All the cops responsible for Freddie Gray’s death have now escaped legal consequences
This is not justice.
From yesterday’s post at Rare:
You see, in our legal system, if you unintentionally kill someone, you are criminally liable. It’s called manslaughter. It’s not murder, but it’s still a crime, because there’s still a victim.
Freddie Gray should have received medical attention at the arrest site, should have only ridden about five minutes in the police van instead of 40+, should have been restrained by appropriate seat belts or other safety measures, should have—well, you get the idea.
I don’t know and can’t know whether those six officers intended to kill Gray, but it seems indisputable that they are responsible for his death in custody.
Gray didn’t confront himself. He didn’t arrest himself. He didn’t drag himself to that van or give himself a rough ride or fail to offer himself prompt medical treatment when there was something visibly wrong with his legs.
We don’t have to say these cops are monsters to concede the simple fact that they did all those things, and those things left Freddie Gray dead.
In fact, in April of this year, both Baltimore Police Commissioner Anthony Batts and Deputy Commissioner Kevin Davis admitted those six cops were medically negligent toward Gray. “No excuses for that, period,” Batts said. “We know our police employees failed to get him medical attention in a timely manner multiple times.” With a concession like that, the conclusion that any regular citizen who accosted and abused Gray the way these officers did would at least found responsible for manslaughter, probably involving criminal negligence.
In other words, any of us would be convicted for this behavior. That these six have been let off without consequences is an indictment of the double standard with which the state excuses its own malfeasance.
I’ve been paying attention to police brutality since around 2010, as best I can tell from my archive on this blog. That’s a few years longer than it’s been a major feature of national politics, but in the grand scheme of things not very long at all.
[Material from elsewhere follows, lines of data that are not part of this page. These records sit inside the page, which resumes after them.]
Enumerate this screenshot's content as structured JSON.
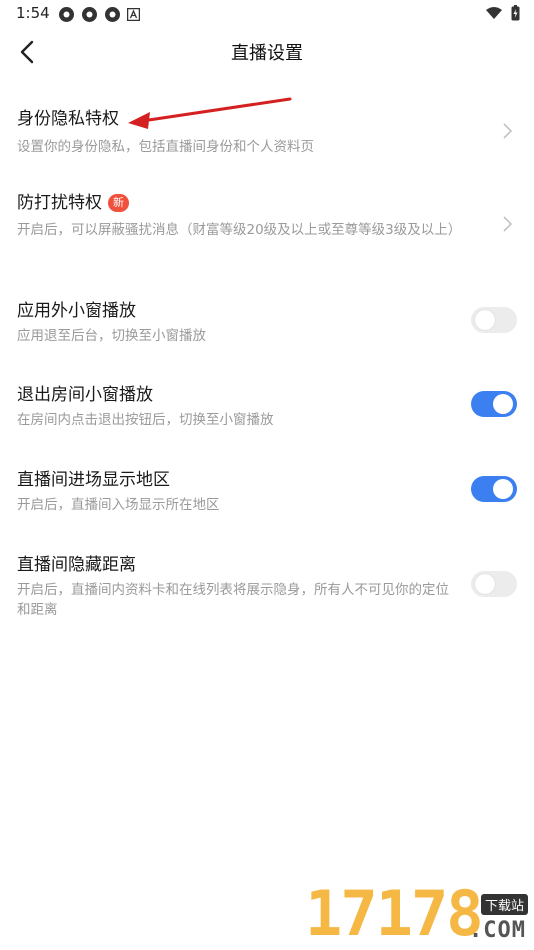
{
  "status_bar": {
    "time": "1:54"
  },
  "header": {
    "title": "直播设置"
  },
  "settings": [
    {
      "label": "身份隐私特权",
      "desc": "设置你的身份隐私，包括直播间身份和个人资料页"
    },
    {
      "label": "防打扰特权",
      "badge": "新",
      "desc": "开启后，可以屏蔽骚扰消息（财富等级20级及以上或至尊等级3级及以上）"
    },
    {
      "label": "应用外小窗播放",
      "desc": "应用退至后台，切换至小窗播放",
      "toggle_on": false
    },
    {
      "label": "退出房间小窗播放",
      "desc": "在房间内点击退出按钮后，切换至小窗播放",
      "toggle_on": true
    },
    {
      "label": "直播间进场显示地区",
      "desc": "开启后，直播间入场显示所在地区",
      "toggle_on": true
    },
    {
      "label": "直播间隐藏距离",
      "desc": "开启后，直播间内资料卡和在线列表将展示隐身，所有人不可见你的定位和距离",
      "toggle_on": false
    }
  ],
  "watermark": {
    "digits": "17178",
    "tag": "下载站",
    "domain": ".COM"
  },
  "colors": {
    "accent": "#3b7ff0",
    "badge": "#f0503c",
    "arrow": "#d42020"
  }
}
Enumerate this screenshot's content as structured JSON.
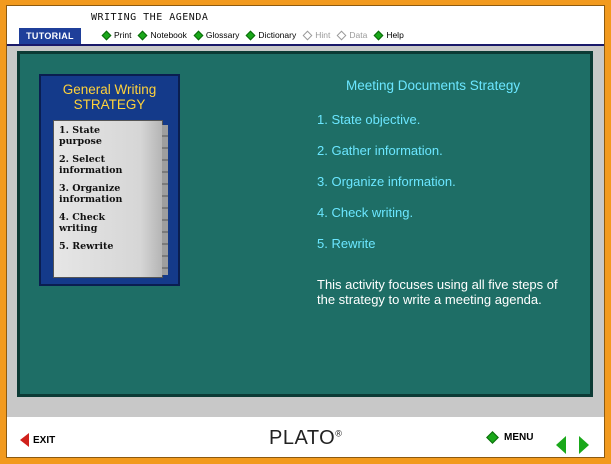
{
  "header": {
    "badge": "TUTORIAL",
    "heading": "WRITING THE AGENDA",
    "tools": [
      {
        "label": "Print",
        "enabled": true,
        "icon": "green-diamond-icon"
      },
      {
        "label": "Notebook",
        "enabled": true,
        "icon": "green-diamond-icon"
      },
      {
        "label": "Glossary",
        "enabled": true,
        "icon": "green-diamond-icon"
      },
      {
        "label": "Dictionary",
        "enabled": true,
        "icon": "green-diamond-icon"
      },
      {
        "label": "Hint",
        "enabled": false,
        "icon": "outline-diamond-icon"
      },
      {
        "label": "Data",
        "enabled": false,
        "icon": "outline-diamond-icon"
      },
      {
        "label": "Help",
        "enabled": true,
        "icon": "green-diamond-icon"
      }
    ]
  },
  "book": {
    "title_line1": "General Writing",
    "title_line2": "STRATEGY",
    "steps": [
      "1. State\n   purpose",
      "2. Select\n   information",
      "3. Organize\n   information",
      "4. Check\n   writing",
      "5. Rewrite"
    ]
  },
  "strategy": {
    "heading": "Meeting Documents Strategy",
    "items": [
      "1.  State objective.",
      "2.  Gather information.",
      "3.  Organize information.",
      "4.  Check writing.",
      "5.  Rewrite"
    ],
    "description": "This activity focuses using all five steps of the strategy to write a meeting agenda."
  },
  "footer": {
    "exit_label": "EXIT",
    "brand": "PLATO",
    "brand_mark": "®",
    "menu_label": "MENU"
  },
  "colors": {
    "frame": "#f29a1e",
    "panel": "#1e6e66",
    "accent_text": "#6be6ff",
    "book": "#143a8a",
    "book_title": "#ffd23a",
    "nav_green": "#1aa81a",
    "exit_red": "#d0211c"
  }
}
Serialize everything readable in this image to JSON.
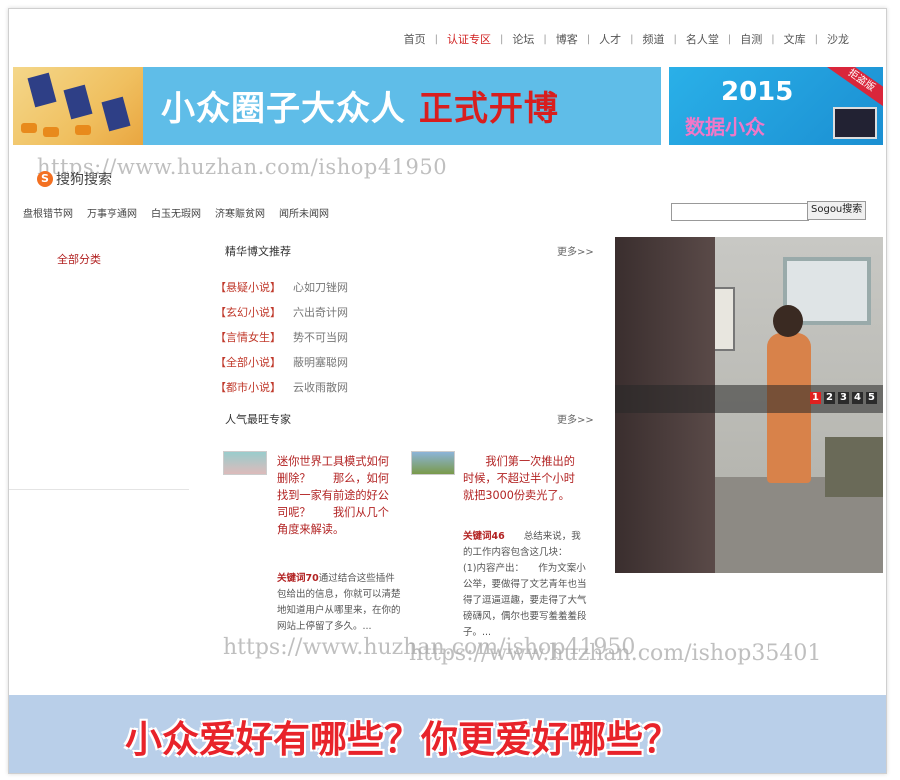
{
  "nav": {
    "items": [
      {
        "label": "首页",
        "active": false
      },
      {
        "label": "认证专区",
        "active": true
      },
      {
        "label": "论坛",
        "active": false
      },
      {
        "label": "博客",
        "active": false
      },
      {
        "label": "人才",
        "active": false
      },
      {
        "label": "频道",
        "active": false
      },
      {
        "label": "名人堂",
        "active": false
      },
      {
        "label": "自测",
        "active": false
      },
      {
        "label": "文库",
        "active": false
      },
      {
        "label": "沙龙",
        "active": false
      }
    ],
    "separator": "|"
  },
  "banner_main": {
    "title_white": "小众圈子大众人",
    "title_red": "正式开博"
  },
  "banner_side": {
    "year": "2015",
    "subtitle": "数据小众",
    "ribbon": "拒盗版"
  },
  "watermarks": {
    "top": "https://www.huzhan.com/ishop41950",
    "mid_left": "https://www.huzhan.com/ishop41950",
    "mid_right": "https://www.huzhan.com/ishop35401"
  },
  "sogou": {
    "logo_text": "搜狗搜索",
    "logo_letter": "S",
    "button": "Sogou搜索",
    "input_value": ""
  },
  "site_links": [
    "盘根错节网",
    "万事亨通网",
    "白玉无瑕网",
    "济寒赈贫网",
    "闻所未闻网"
  ],
  "left": {
    "all_categories": "全部分类"
  },
  "recommend": {
    "title": "精华博文推荐",
    "more": "更多>>",
    "items": [
      {
        "category": "【悬疑小说】",
        "name": "心如刀锉网"
      },
      {
        "category": "【玄幻小说】",
        "name": "六出奇计网"
      },
      {
        "category": "【言情女生】",
        "name": "势不可当网"
      },
      {
        "category": "【全部小说】",
        "name": "蔽明塞聪网"
      },
      {
        "category": "【都市小说】",
        "name": "云收雨散网"
      }
    ]
  },
  "experts": {
    "title": "人气最旺专家",
    "more": "更多>>",
    "items": [
      {
        "headline": "迷你世界工具模式如何删除？　　那么，如何找到一家有前途的好公司呢？　　我们从几个角度来解读。",
        "keyword": "关键词70",
        "summary": "通过结合这些插件包给出的信息，你就可以清楚地知道用户从哪里来，在你的网站上停留了多久。..."
      },
      {
        "headline": "　　我们第一次推出的时候，不超过半个小时就把3000份卖光了。",
        "keyword": "关键词46",
        "summary": "　　总结来说，我的工作内容包含这几块：　　(1)内容产出：　　作为文案小公举，要做得了文艺青年也当得了逗逼逗趣，要走得了大气磅礴风，偶尔也要写羞羞羞段子。..."
      }
    ]
  },
  "slider": {
    "pages": [
      "1",
      "2",
      "3",
      "4",
      "5"
    ],
    "active_page": "1"
  },
  "bottom_banner": {
    "text": "小众爱好有哪些？你更爱好哪些？"
  },
  "colors": {
    "accent_red": "#d81e1e",
    "link_red": "#b22222",
    "banner_blue": "#5fbde8",
    "bottom_banner_bg": "#b9cfe9"
  }
}
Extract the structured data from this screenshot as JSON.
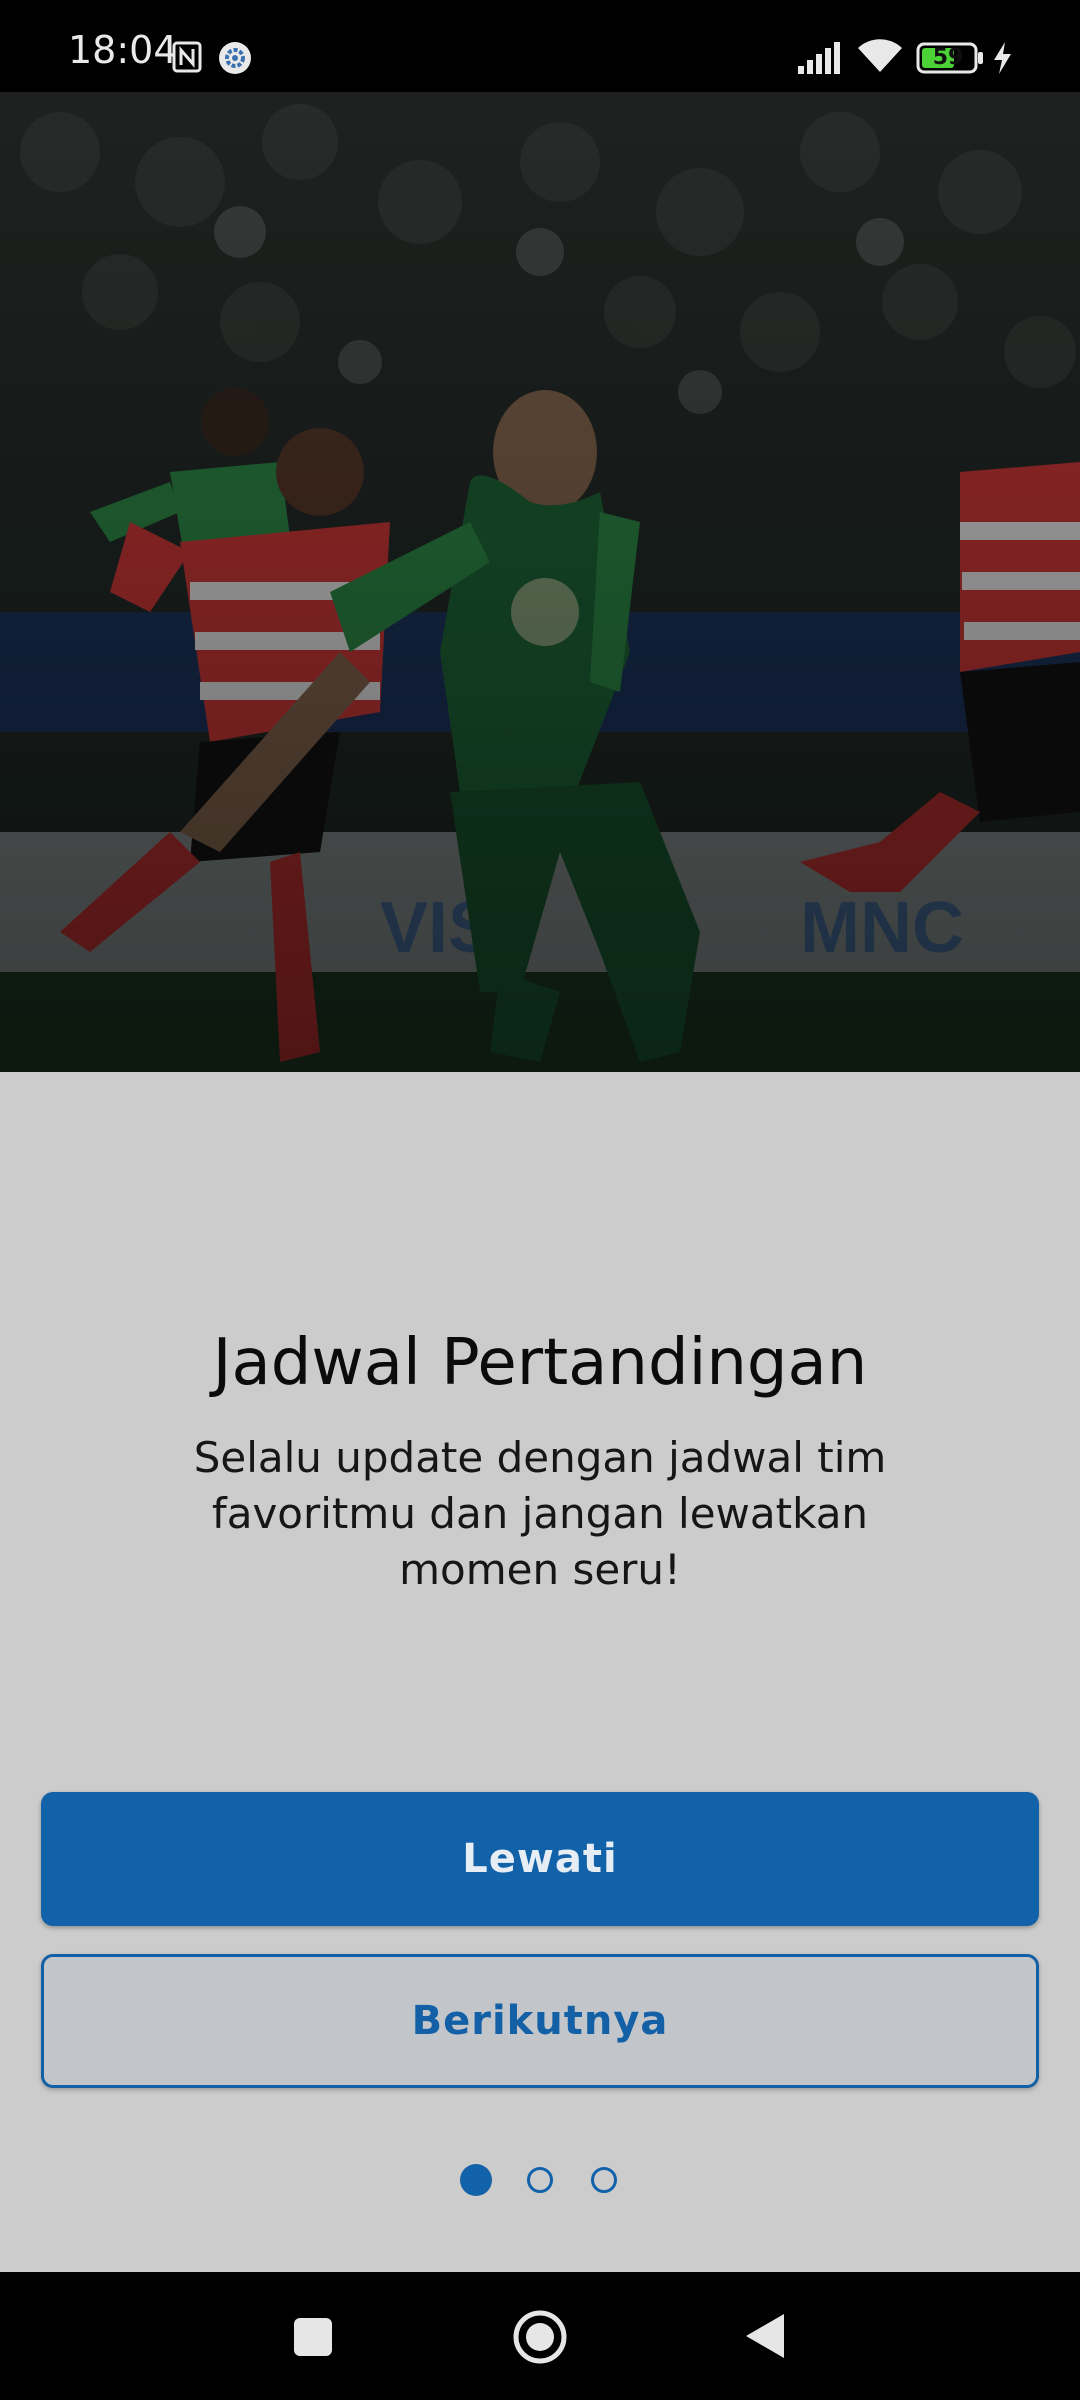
{
  "status_bar": {
    "time": "18:04",
    "battery_level": "59",
    "icons": [
      "nfc-icon",
      "gear-app-icon",
      "signal-icon",
      "wifi-icon",
      "battery-icon",
      "charging-icon"
    ]
  },
  "hero": {
    "image": "football-players-photo"
  },
  "onboarding": {
    "title": "Jadwal Pertandingan",
    "subtitle": "Selalu update dengan jadwal tim favoritmu dan jangan lewatkan momen seru!",
    "skip_label": "Lewati",
    "next_label": "Berikutnya",
    "page_count": 3,
    "current_page": 1
  },
  "nav_bar": {
    "icons": [
      "recents-icon",
      "home-icon",
      "back-icon"
    ]
  },
  "colors": {
    "primary": "#1162a8",
    "background": "#cccccc",
    "title_text": "#0b0b0b"
  }
}
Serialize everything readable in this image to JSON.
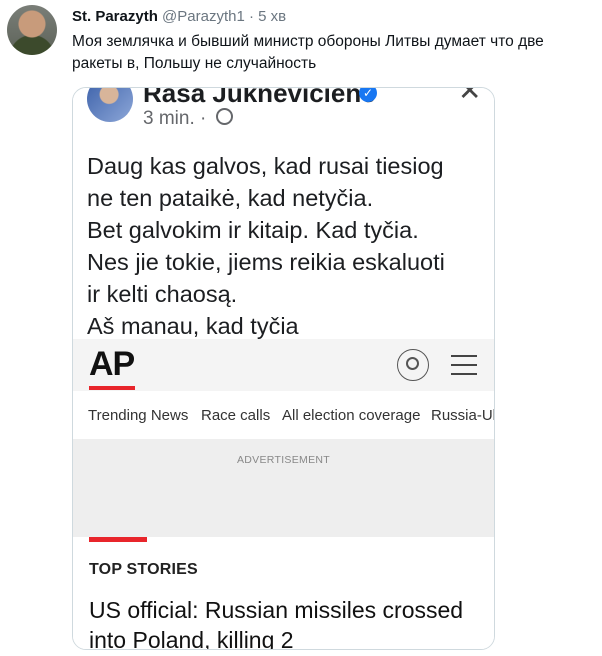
{
  "tweet": {
    "name": "St. Parazyth",
    "handle": "@Parazyth1",
    "separator": "·",
    "time": "5 хв",
    "text": "Моя землячка и бывший министр обороны Литвы думает что две ракеты в, Польшу не случайность"
  },
  "fb_post": {
    "author": "Rasa Juknevičienė",
    "time": "3 min.",
    "dot": "·",
    "lines": [
      "Daug kas galvos, kad rusai tiesiog",
      "ne ten pataikė, kad netyčia.",
      "Bet galvokim ir kitaip. Kad tyčia.",
      "Nes jie tokie, jiems reikia eskaluoti",
      "ir kelti chaosą.",
      "Aš manau, kad tyčia"
    ]
  },
  "ap": {
    "logo": "AP",
    "nav": [
      "Trending News",
      "Race calls",
      "All election coverage",
      "Russia-Uk"
    ],
    "ad_label": "ADVERTISEMENT",
    "section_title": "TOP STORIES",
    "headline": "US official: Russian missiles crossed into Poland, killing 2"
  },
  "colors": {
    "ap_red": "#e8252b",
    "fb_blue": "#1877f2"
  }
}
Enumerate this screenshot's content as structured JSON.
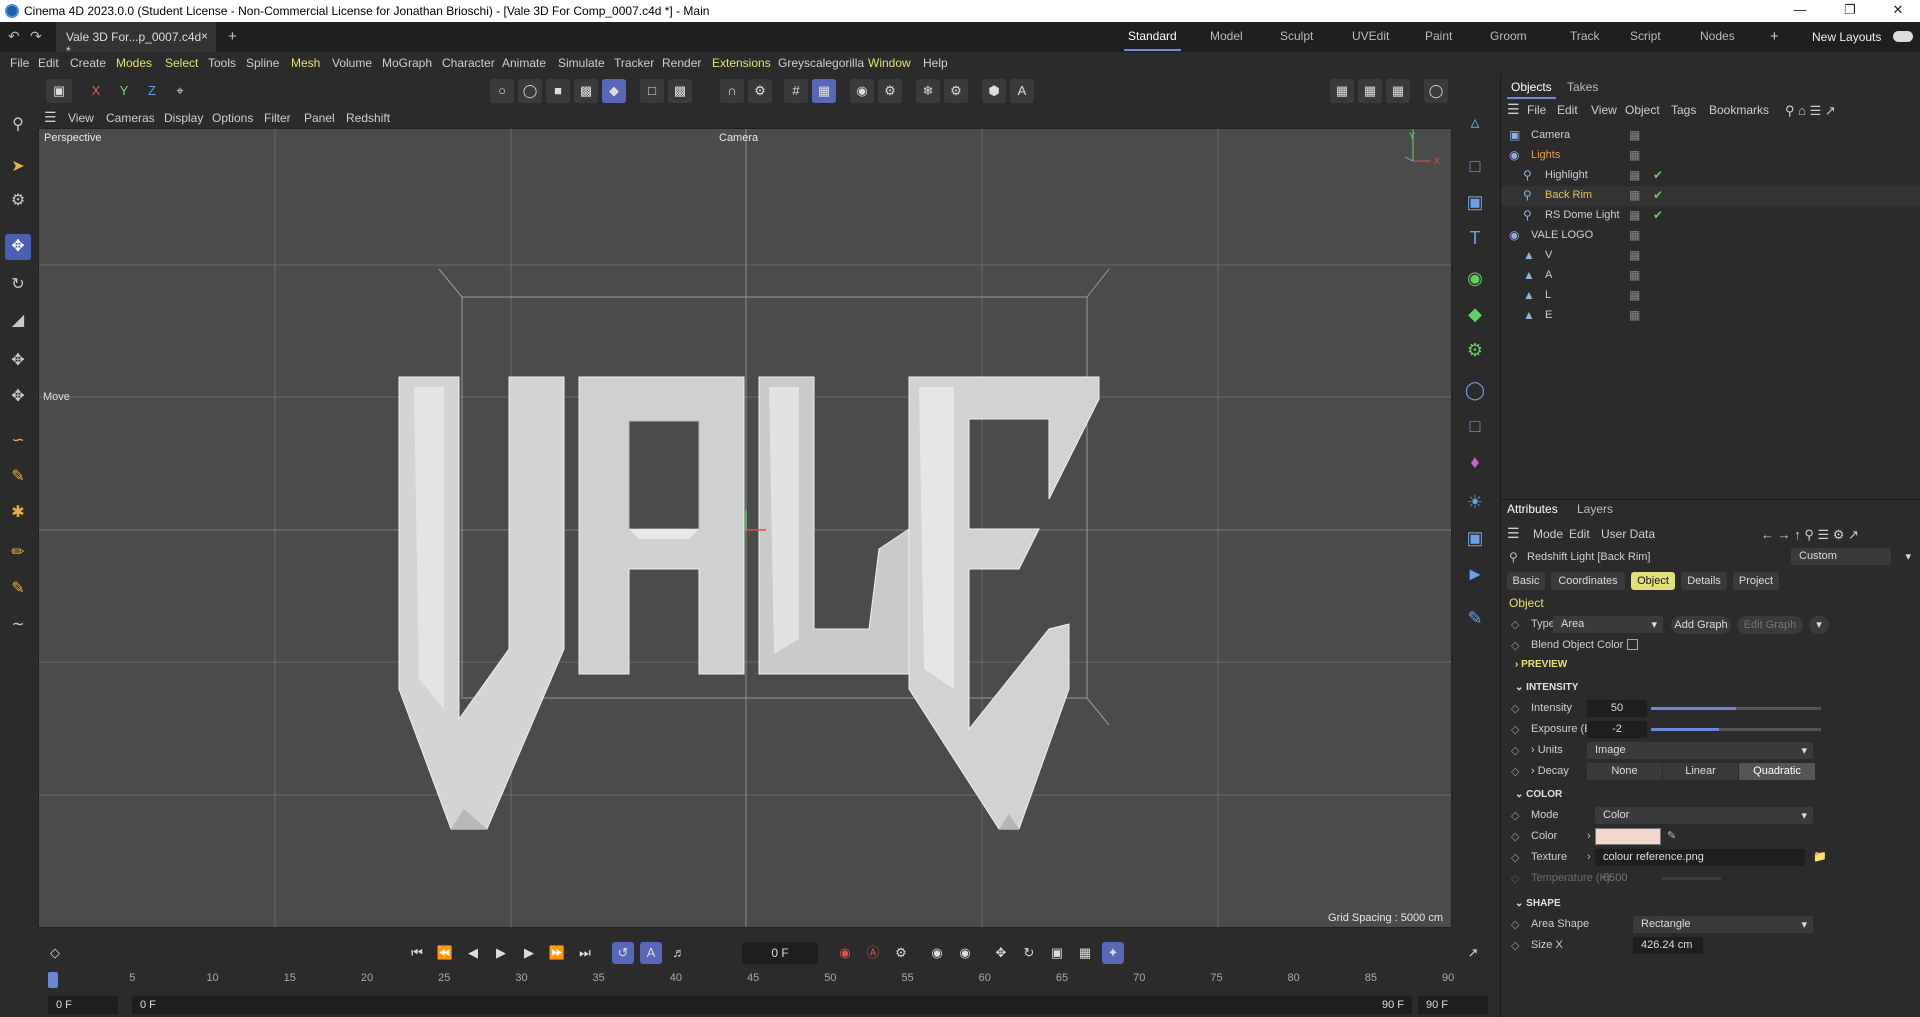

I mention that to say that as much as I think I know this topic—the numbers, the names, the stories, the videos, even the theology of it—there’s still a small part of me that thinks after many brutality stories break, “Ok, surely this is the one that convinces people. This is the one that makes it impossible to ignore how our criminal justice system so desperately needs reform. This one will go to trial and produce a conviction—because how could any judge or juror who sees what I’m seeing not recognize the injustice here?”
I thought it with Eric Garner. And Walter Scott (at least there we got an indictment). With Tamir Rice and Freddie Gray. And I confess I’m thinking it right now about Philando Castile.
So far I’ve been right 0% of the time.
It is surprising and utterly unsurprising at once. It is above all discouraging. I can only imagine what watching this cycle of death without consequence is like for people who have been aware of police brutality longer than I, especially those for whom personally encountering similar violence is more likely simply because of the color of their skin.
I have plenty of ideas for criminal justice reform, some fairly common (e.g. body cameras) and some less so (e.g. making police pay their own settlements in civil cases and requiring all cops to walk, not drive, a beat). I sincerely believe these changes can increase accountability and leave fewer people brutalized or dead.
Still, without massive cultural change—without judges and jurors who no longer default to accepting the police account of a situation—without a major overhaul of how America thinks policing should work—well, without all that there’s still a serious weak link in the process.
Reforms can make brutality incidents less frequent, but absent such a cultural shift, the pursuit of justice in criminal court will consistently break down.
That’s not to say the situation is hopeless. Public opinion can undergo and has undergone significant moves. Think about the relatively recent revolution of views on gay marriage, for example, or legal marijuana. Yet as “quick” as those changes were, they still happened on the scale of decades. Not years. Not months. Not the weeks—or sometimes days—from one police killing to the next.
I don’t know how to make that change happen. I am encouraged by the knowledge that it’s possible. But right now I’m mostly disheartened by the realization that the longer it takes, the more Freddie Grays there will be.